George W. Bush gaat ook op bezoek bij voorzitter Jose Manuel Barroso van de Europese Commissie en bij 25 Europese leiders in het gebouw van de Europese Raad. Zijn programma vermeldt ook een ‘belangrijke toespraak’, vermoedelijk in de Concert Noble-gebouwen van de KBC. Maar die plek wilde niemand officieel bevestigen. Wellicht wordt de lakmoesproef voor de beveiliging het bezoek van Bush aan de NAVO in Evere. Daar vindt een top plaats van de staatshoofden en regeringsleiders van de 26 lidstaten. De al behoorlijk strenge veiligheid binnen het NAVO-hoofdkwartier krijgt voor de gelegenheid versterking van de Belgische militaire politie en van bewakers met honden.

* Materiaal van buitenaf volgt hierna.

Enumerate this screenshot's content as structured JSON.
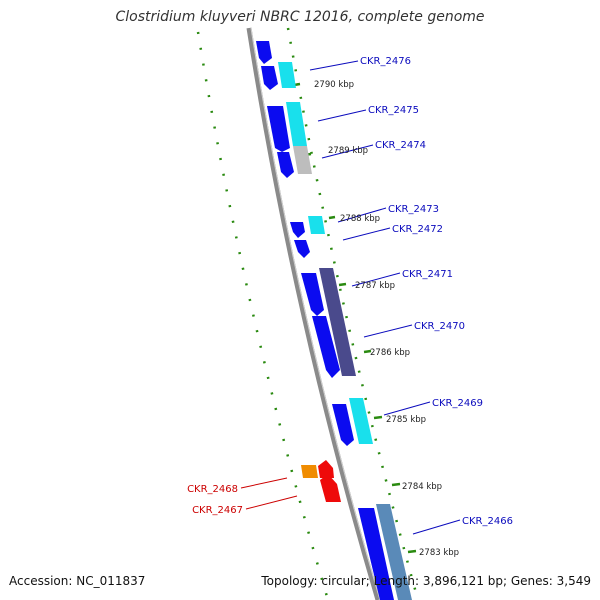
{
  "title": "Clostridium kluyveri NBRC 12016, complete genome",
  "accession": "Accession: NC_011837",
  "summary": "Topology: circular; Length: 3,896,121 bp; Genes: 3,549",
  "colors": {
    "backbone": "#8a8a8a",
    "tick": "#2a8a10",
    "gene_plus": "#0b0bf0",
    "gene_minus": "#ee0a0a",
    "orange": "#f08c00",
    "cyan": "#19e0ec",
    "grey": "#bdbdbd",
    "slate": "#4a4a8c",
    "steel": "#5a8ab8",
    "label_blue": "#0b0bbd",
    "label_red": "#cc0000"
  },
  "kbp_labels": [
    "2790 kbp",
    "2789 kbp",
    "2788 kbp",
    "2787 kbp",
    "2786 kbp",
    "2785 kbp",
    "2784 kbp",
    "2783 kbp"
  ],
  "gene_labels": [
    {
      "id": "g2476",
      "text": "CKR_2476",
      "side": "right"
    },
    {
      "id": "g2475",
      "text": "CKR_2475",
      "side": "right"
    },
    {
      "id": "g2474",
      "text": "CKR_2474",
      "side": "right"
    },
    {
      "id": "g2473",
      "text": "CKR_2473",
      "side": "right"
    },
    {
      "id": "g2472",
      "text": "CKR_2472",
      "side": "right"
    },
    {
      "id": "g2471",
      "text": "CKR_2471",
      "side": "right"
    },
    {
      "id": "g2470",
      "text": "CKR_2470",
      "side": "right"
    },
    {
      "id": "g2469",
      "text": "CKR_2469",
      "side": "right"
    },
    {
      "id": "g2466",
      "text": "CKR_2466",
      "side": "right"
    },
    {
      "id": "g2468",
      "text": "CKR_2468",
      "side": "left"
    },
    {
      "id": "g2467",
      "text": "CKR_2467",
      "side": "left"
    }
  ]
}
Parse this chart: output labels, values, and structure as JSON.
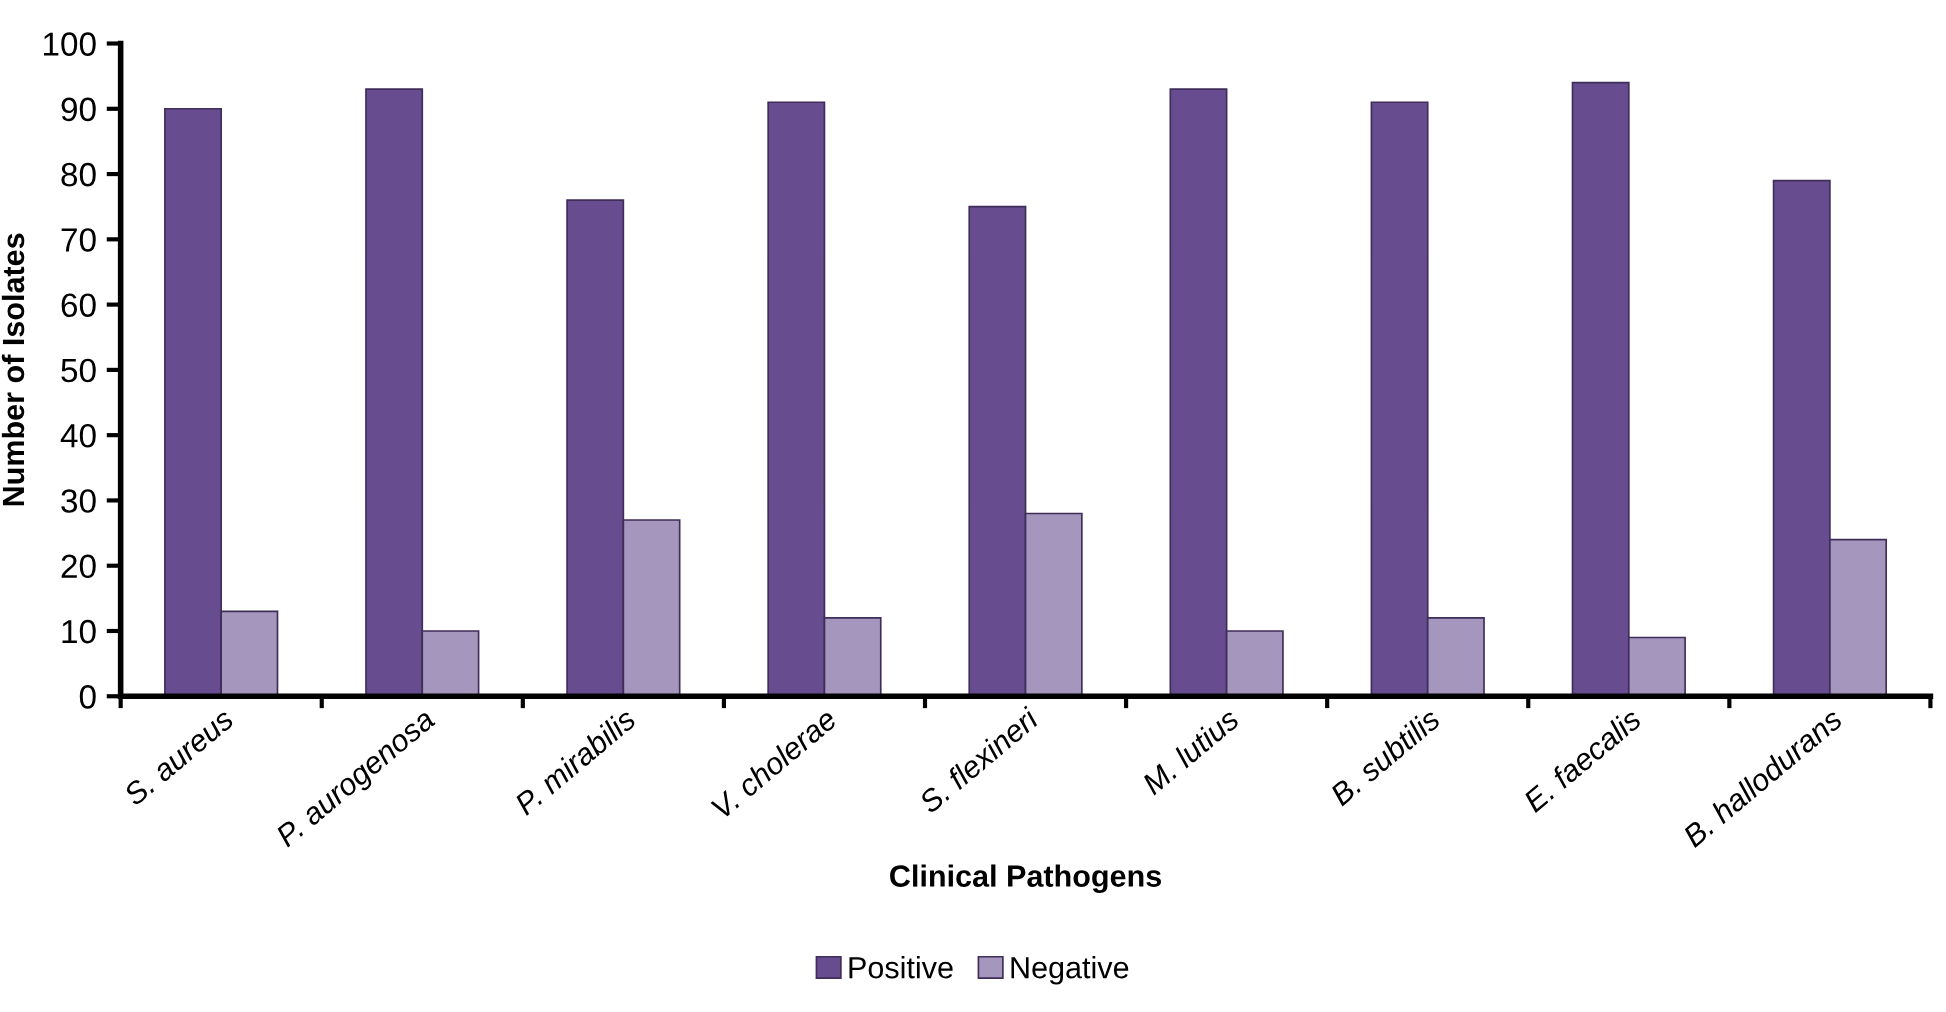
{
  "chart_data": {
    "type": "bar",
    "xlabel": "Clinical Pathogens",
    "ylabel": "Number of Isolates",
    "categories": [
      "S. aureus",
      "P. aurogenosa",
      "P. mirabilis",
      "V. cholerae",
      "S. flexineri",
      "M. lutius",
      "B. subtilis",
      "E. faecalis",
      "B. hallodurans"
    ],
    "series": [
      {
        "name": "Positive",
        "color": "#674c8f",
        "values": [
          90,
          93,
          76,
          91,
          75,
          93,
          91,
          94,
          79
        ]
      },
      {
        "name": "Negative",
        "color": "#a596bd",
        "values": [
          13,
          10,
          27,
          12,
          28,
          10,
          12,
          9,
          24
        ]
      }
    ],
    "ylim": [
      0,
      100
    ],
    "yticks": [
      0,
      10,
      20,
      30,
      40,
      50,
      60,
      70,
      80,
      90,
      100
    ],
    "grid": false,
    "legend": "bottom"
  }
}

Wellicht nog het indrukwekkendst zijn de middelen die ‘achter de schermen’ worden ingezet. Zo analyseren de dienst Antiterrorisme van de federale politie en de Antiterroristische Gemengde Groep (AGG) voortdurend ook alle bijkomende informatie die binnenloopt, via telefoons, persagentschappen, internet of via eigen informanten. De speurders kijken naar mogelijke dreigingen voor bomaanslagen en evalueren het risico op betogingen die de openbare orde kunnen verstoren. Alle informatie wordt permanent doorgestraald naar het crisiscentrum van Binnenlandse Zaken, en naar de bunker van waaruit de Brusselse politie de hele operatie coördineert. En wanneer het alarmlichtje zou flikkeren, is iedereen op alles voorbereid. Speciale arrestatieteams van de federale politie zitten klaar met het wapen in de aanslag: twee verbindingsofficieren op de Amerikaanse ambassade in Brussel staan voortdurend in contact met hun mensen in het veld. Het crisiscentrum van Binnenlandse Zaken is 24 uur op 24 in staat van alarm. Klaar om in te grijpen, als het moet. Want al ligt het hele scenario vast, het blijft toch enigszins vechten tegen ‘de onzichtbare vijand’. En dat leidt soms tot onvervalste paranoia: zo werden op een van de voorbije politieke topontmoetingen de obers met hun boules de Berlin manu militari uit de zaal verwijderd. Geheim agenten vreesden dat ze in plaats van poedersuiker weleens antrax op hun koeken gestrooid konden hebben.